Mille anni fa i
Rishi, i saggi che potevano vedere oltre le apparenze, si rifugiavano nelle foreste
dell’India alla ricerca di quella che loro chiamavano la
‘verità assoluta’. Cercavano, cioè, una comprensione profonda del
sé e
dell’universo, che gli avrebbe dato l’opportunità di essere il ricettacolo adatto a ricevere e a trasmettere le pratiche che li avrebbe aiutati a trovare
l’illuminazione — il
samadhi - e a ottenere la liberazione dal ciclo delle reincarnazioni — il
samsara. Così, in un luogo
‘spartano’, sicuramente molto meno ricercato dello
studio yogico odierno, ha inizio la pratica dello
yoga, attraverso l’attenta osservazione del mondo esterno e del suo eterno riflesso all’interno di ognuno di noi. Nel corso di questa lunga esplorazione del
sé, l’essere umano scopre nella pratica e nei testi sacri diverse strade percorribili, per individuare le varie possibili risposte individuali al dubbio esistenziale per eccellenza:
“Chi sono e perché sono qui”? Questa indagine viene portata avanti da
pochi, inizialmente, ma nel tempo troverà un gran numero di
seguaci, data la sua rilevanza umana. In pochi secoli, persone da ogni dove iniziano a formarsi per diventare insegnanti di questa
pratica millenaria, lo
yoga, portandola a città e paesini di tutto il mondo. Da questo momento in poi, parte una
nuova ricerca, apparentemente differente dalla precedente, che rispecchia le necessità dei nostri tempi, ma che nel fondo ci riporta sempre alle stesse
inquietudini interiori e
dubbi esistenziali. Lo
yoga, oggi, è praticato spesso per il
benessere fisico, per poi andare più
in profondità nell’ambito mentale e, successivamente, quando si è trovato l’equilibrio nei primi due strati del
sé, si entra nell’aspetto più sottile e
spirituale della pratica. Comprendere tutto questo, specialmente se si pratica
yoga, oggi è importante più che mai, dato che questa ricerca interiore è diventata una attività
ampiamente diffusa: lo si pratica nelle
palestre e nel bel mezzo della
frenesia quotidiana, per trovare, forse, un’ora di
pace interiore. Oppure, seguendo un video su
YouTube di venti minuti tra una pausa e l’altra, per poi ripartire e rientrare nella quotidianità. I
Rishi, ovviamente, non avevano niente di simile ai
social, tra l’altro distrazioni per la mente. Ma oggi, le voci e i canali per avere la possibilità di raggiungere e comunicare con le persone passano attraverso i
mezzi moderni.

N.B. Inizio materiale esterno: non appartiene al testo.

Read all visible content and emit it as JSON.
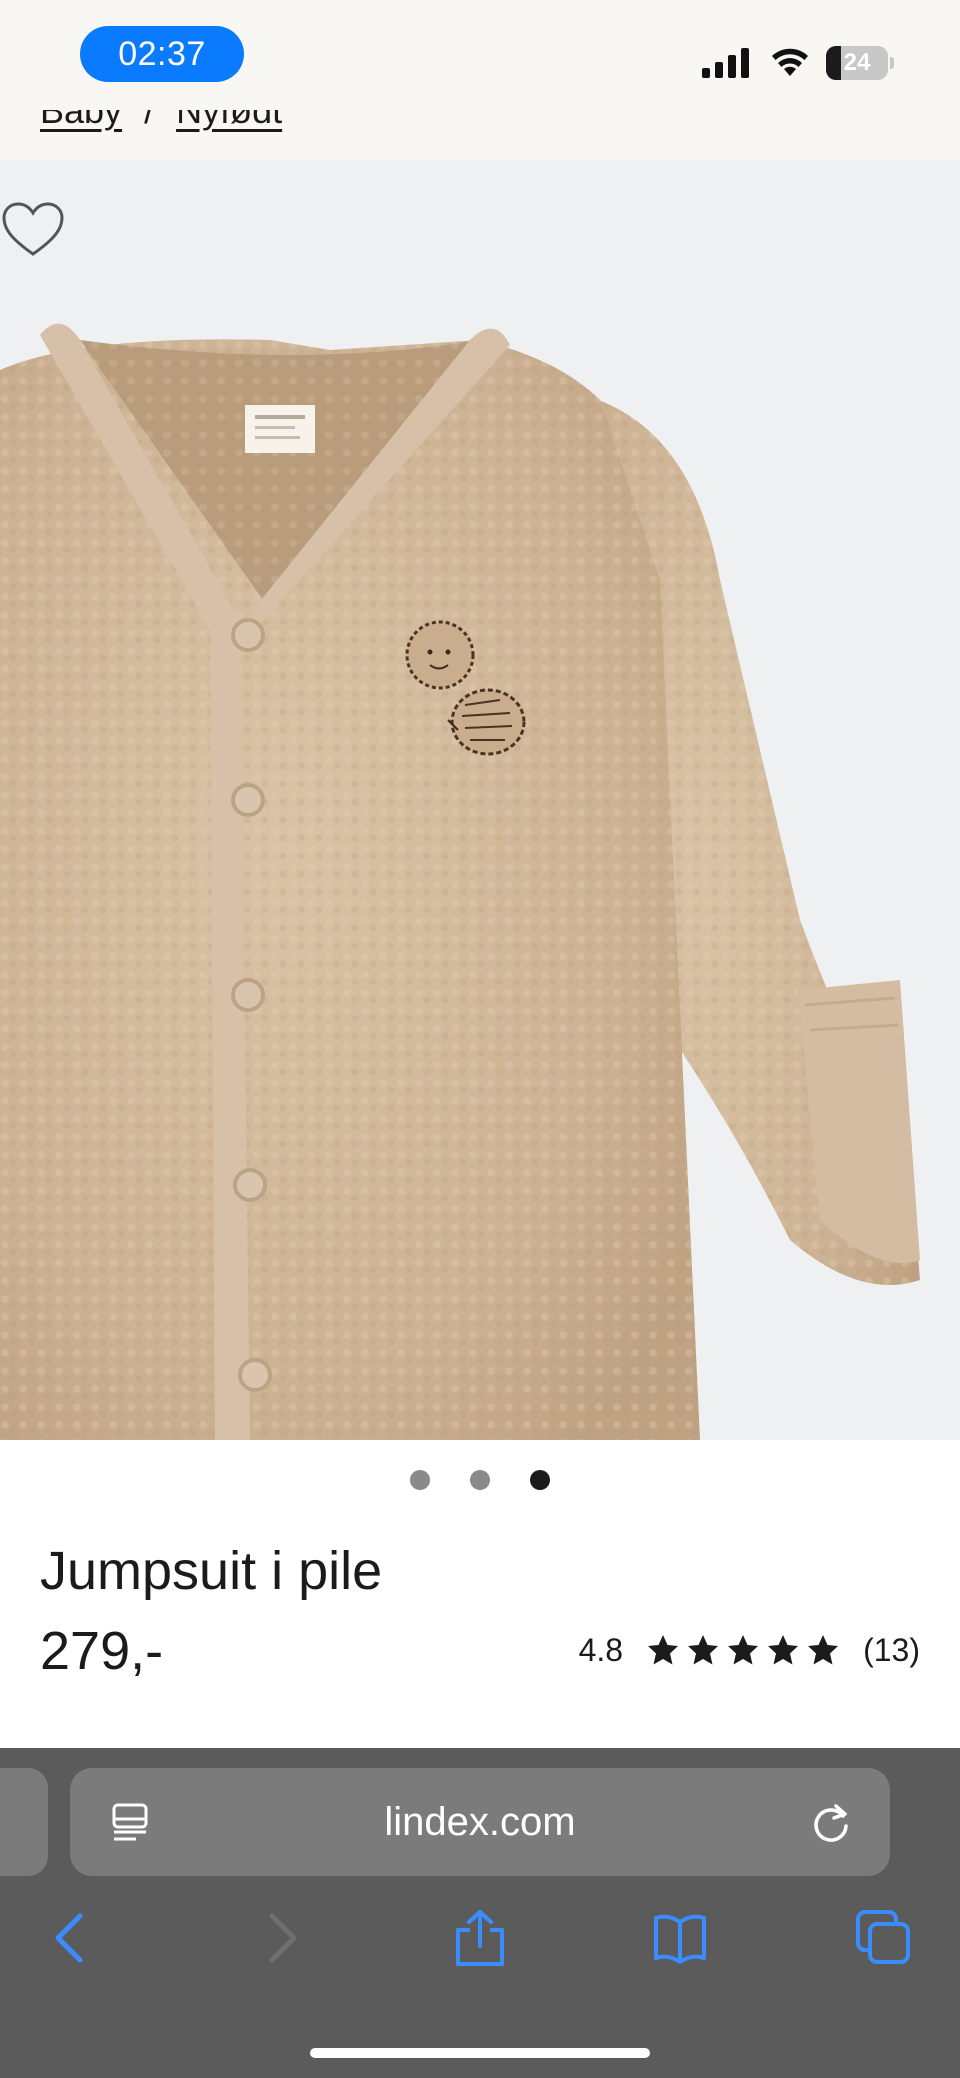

Non vi è
niente di male in tutto questo. Tuttavia, avere la consapevolezza che la diffusione su grande scala può avere delle
conseguenze — non solo nel mantenere intatta la
tradizione dello yoga, ma anche nella messa in pratica della disciplina stessa, perdendo molti dei suoi
benefici — serve a renderci più
consapevoli, a imparare dai saggi e a scoprire cosa lo
yoga ha da offrirci, rendendoci più critici nel momento di scegliere la nostra pratica e a
non mercificare qualcosa di prezioso per l’umanità intera. Cosa c’è in comune tra lo
yoga che pratichiamo oggi e quello degli
antichi saggi? Probabilmente
poco. Ma questo
non lo svaluta: lo
yoga è nato con l’umanità e, in quanto tale, evolve con essa. Noi cambiamo e lo
yoga, in parte, muta e si adatta a noi, portandosi dietro il nucleo della sua
energia e la
memoria ancestrale dei saggi, che rimane intatta affinché il praticante sincero che si avvicini a questa disciplina possa iniziare, anche senza saperlo, la propria ricerca verso il
sé e la realtà che ci circonda. La prossima volta che distendete il vostro
tappetino, ripensate a questo e cercate di iniziare a costruire quel
‘ponte’ con voi stessi, che vi porterà al
benessere che state cercando. Questo è
yoga.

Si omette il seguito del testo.